イギリスのメディアが動物愛護問題で名指しにした国とは?ー3
ドイツでは「民家から300m以上離れていれば、犬猫は飼い主がないと見倣し、狩猟してよい。むしろ狩野良猫犬を狩猟駆除することはハンターの責務である」と法律で定められています。しかししばしば狩猟可能なエリア外でも飼い猫が狩猟殺害されます。それと同時に、禁止されているデストラップが頻繁に用いられ、飼い猫が犠牲になることも批判されています。しかしデストラップは、摘発されることはまれです。
ドイツ連邦狩猟法では、「罠は無傷で獲物を捕獲するもののみ許可する。ハンターは、捕らえた獲物は速やかに自分の銃でその獲物を殺処分しなければならない」との規定があります。「獲物を無傷で捉える罠」のみ許可している理由は、罠は無差別に獲物を捉えますので、狩猟対象としていない保護鳥獣まで捉える可能性があるからです。
保護鳥獣の場合は、速やかに放獣しなければなりません。駆除対象の野良猫犬等であれば、速やかに銃で殺処分しなさいということです。
ドイツ連邦狩猟法Jagdgesetz
§19 Sachliche Verbote
(1) Verboten ist
9. Fanggeräte, die nicht unversehrt fangen oder nicht sofort töten, sowie Selbstschußgeräte zu verwenden;
「ドイツで野良猫犬(とみなされるものも含む)が年間46万頭が狩猟駆除されている(2009年)」とのドイツの大手メディアのニュースを紹介した時のことです。「これらの猫犬は、TNRか他の場所でリリースされるために捕獲されたものだろう。殺処分されたというのは誤りだ」と頭に血が上った愛誤が噛み付いてきました。
その時に引用した記事は「ハンターに飼い猫を殺傷された場合はどうすればよいでしょうか」という、ドイツの猫愛好家向け雑誌の、猫飼育者側の質問に対する回答です。ドイツ語の、その部分を訳さなかったのですが、愛誤の偏向ぶりには疲れます。「ライブキャッチトラップで捕獲した野良猫犬(とみなされるものも含む)は、銃により殺処分せよ」。これがドイツ連邦狩猟法の規定です。
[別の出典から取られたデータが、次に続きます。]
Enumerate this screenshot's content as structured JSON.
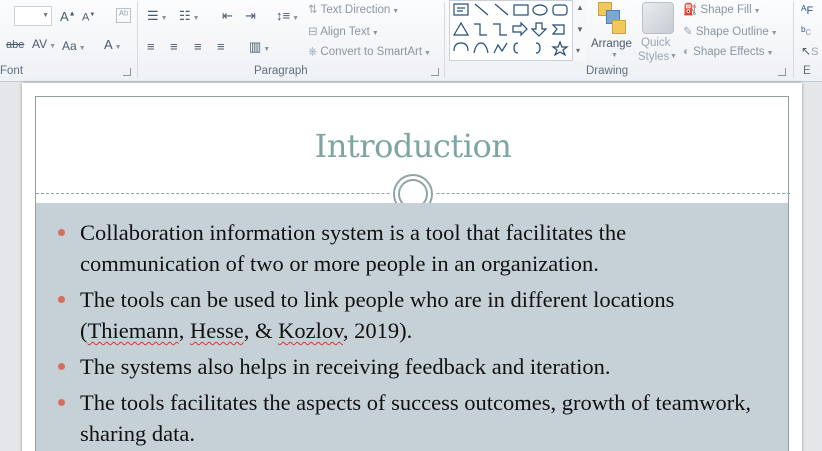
{
  "ribbon": {
    "groups": {
      "font": "Font",
      "paragraph": "Paragraph",
      "drawing": "Drawing"
    },
    "paragraph_buttons": {
      "text_direction": "Text Direction",
      "align_text": "Align Text",
      "convert_smartart": "Convert to SmartArt"
    },
    "drawing_buttons": {
      "arrange": "Arrange",
      "quick_styles_line1": "Quick",
      "quick_styles_line2": "Styles",
      "shape_fill": "Shape Fill",
      "shape_outline": "Shape Outline",
      "shape_effects": "Shape Effects"
    },
    "editing_partial": {
      "e_label": "E",
      "f_label": "F",
      "s_label": "S"
    }
  },
  "slide": {
    "title": "Introduction",
    "bullets": [
      {
        "parts": [
          {
            "t": "Collaboration information system is a tool that facilitates  the communication of two or more people in an organization."
          }
        ]
      },
      {
        "parts": [
          {
            "t": "The tools can be used to link  people who are in different locations ("
          },
          {
            "t": "Thiemann",
            "sq": true
          },
          {
            "t": ", "
          },
          {
            "t": "Hesse",
            "sq": true
          },
          {
            "t": ", & "
          },
          {
            "t": "Kozlov",
            "sq": true
          },
          {
            "t": ",  2019)."
          }
        ]
      },
      {
        "parts": [
          {
            "t": "The systems also helps in receiving  feedback and iteration."
          }
        ]
      },
      {
        "parts": [
          {
            "t": "The tools facilitates  the aspects of success outcomes, growth of teamwork, sharing data."
          }
        ]
      }
    ]
  },
  "colors": {
    "title": "#7fa5a2",
    "bullet": "#d46f5c",
    "body_panel": "#c5d0d7",
    "accent_ring": "#8fa5a5"
  }
}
話がそれました。ドイツでは、法律で許可されているのは「無傷で捕らえる罠」のみで、デストラップは禁止されています。しかし生産、流通、販売、所持については罰則規定がありません。禁止されているのにもかかわらず、頻繁にデストラップが使用され、その犠牲になるのは多くは猫です。
以下に、ドイツの猫愛好家向け雑誌、geliebte katze(愛する猫)の、インターネット版記事から引用します。
Rechtsurteile zum Thema Jagd und Katze
Gemäß Bundesjagdgesetz sind nur Fanggeräte zugelassen, die lebend unversehrt fangen oder sofort töten. Jedoch die Herstellung, der Vertrieb, der Erwerb und der Besitz der tierquälerischen Festhaltefallen ist erlaubt.
Daher können auch heute noch Tellereisen im Jagdversandhandel bezogen werden.
狩猟と猫をテーマとした法的判断。
連邦狩猟法によると、唯一狩猟で許可されている罠は、無傷で捕獲するもので、その後直ちに殺処分することとされています。
しかし、動物を傷つける罠の生産、流通、購入と所持が許可されます。
したがってトラバサミは、今でも狩猟用品の通販で買うことができます。
以下の画像と記述は、ドイツ人個人ブログから引用しました。Der antijagd blog.「狩猟反対ブログ」からKatze in Fangeisen: Fallenjagd lässt Jäger schlecht dastehen「猫の罠。トラップハンターが悪質と思える」。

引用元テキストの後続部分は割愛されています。